How does your job as a high school teacher interact with your writing?

Teaching uses a lot of the same creative energy as writing, so after a day at school, I’m often not really enthusiastic about sitting down to write. But if I manage myself, and give myself a little bit of time to unwind first, I can often get some words down. I get far more writing done in the summer months, but I’m working on ways to change that.

I also find inspiration in the classroom.
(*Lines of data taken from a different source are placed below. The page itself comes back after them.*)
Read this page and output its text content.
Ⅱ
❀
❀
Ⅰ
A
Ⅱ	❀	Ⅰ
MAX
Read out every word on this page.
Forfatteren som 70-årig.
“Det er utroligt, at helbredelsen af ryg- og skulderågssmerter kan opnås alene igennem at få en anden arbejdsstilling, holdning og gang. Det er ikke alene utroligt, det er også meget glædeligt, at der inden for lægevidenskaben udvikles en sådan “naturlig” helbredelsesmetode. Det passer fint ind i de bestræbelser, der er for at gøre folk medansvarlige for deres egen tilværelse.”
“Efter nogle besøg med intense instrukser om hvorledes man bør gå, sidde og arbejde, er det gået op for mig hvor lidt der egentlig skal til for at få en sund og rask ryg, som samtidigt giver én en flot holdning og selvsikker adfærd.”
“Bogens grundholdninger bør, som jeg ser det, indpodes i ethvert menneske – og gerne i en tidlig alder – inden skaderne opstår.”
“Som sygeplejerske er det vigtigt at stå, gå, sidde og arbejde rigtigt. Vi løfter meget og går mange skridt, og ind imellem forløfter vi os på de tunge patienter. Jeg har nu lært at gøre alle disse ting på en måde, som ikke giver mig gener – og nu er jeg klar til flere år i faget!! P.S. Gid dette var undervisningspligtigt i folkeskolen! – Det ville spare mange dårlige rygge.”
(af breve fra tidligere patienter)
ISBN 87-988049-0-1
I haven’t lifted any particular student from real life, but I’ve “borrowed” aspects of their personalities to inspire more verisimilitude in my characters.

What is the hardest part of creating characters?

For me, the hardest thing is making sure that everything I know about them in my head is actually on the page. For The Widening Gyre, I had a character who in my head was rich with meaning, but one of my beta readers pointed out that, on the page, he was flat and lifeless. So I had to rewrite some of the scenes with him to get some of that inner knowledge onto the page. I didn’t put it all in, though—there’s a couple of secrets in there that will never actually be said “on camera.” It’s a lesson I learned at VP—that sometimes, knowing something that you don’t put into the story’s narrative makes it feel more realistic, because real life is like that. We don’t always know everything that is going on around us, but that information still informs how the world interacts with us. In the novel, there’s one character who has a secret, and it directly informs how he interacts with everyone else, but the reader will never know what it is or even that the secret exists.

What was your favorite scene to write?

Any scene with Tajen and Liam was fun, but my favorite was the heist in the middle of the book. That chapter just came rolling out, and it’s the one most of the beta readers had no changes to suggest. One of my readers said “This scene should be filmed exactly as written.”

Who are your favorite authors?

I have a lot of favorites. John Scalzi, Melanie Rawn, Melinda Snodgrass, Tanya Huff, Brent Weeks, all are writing things I love these days. I also love the Native American writer Leslie Marmon Silko, especially her book Ceremony, which should be required reading in American Literature classes.

When did you begin writing?

I first started writing in the tenth grade. I’d just moved to Sacramento, California, which was about six times bigger than my hometown, Napa, at that time. I didn’t know anybody other than my aunt and uncle, so to amuse myself I started writing stories. I never stopped, though I did sort of back away from it for a number of years, where I was just fiddling around with it and not pursuing it seriously.

Why was it so important to you to write a gay protagonist? Did you ever consider changing him?

I’ll do this one in reverse: I never considered it for a moment. Tajen being gay is not a huge deal in the story, but in real life, it was a hard line I wouldn’t cross.

Growing up bisexual was hard in the eighties; there weren’t a lot of positive portrayals of LGBT characters in the media I read and watched. When there were LGBT characters, they were often either villains or comedic relief characters.

When I found Mercedes Lackey’s Books of the Last Herald-Mage, they were eye-openers. I reread those books every couple of years; that’s how much they’ve meant to me. Even though it’s easier now for LGBT youth, at least in terms of positive portrayals of LGBT characters, I feel there needs to be more. And there need to be books where a character simply is what he is, and feels no need to worry about who he’s attracted to. So I decided early on in my writing of this book that I was going to do that. It’s very clear early on that Tajen is gay, but he never wastes a moment agonizing about it. He just is, and nobody around him cares much.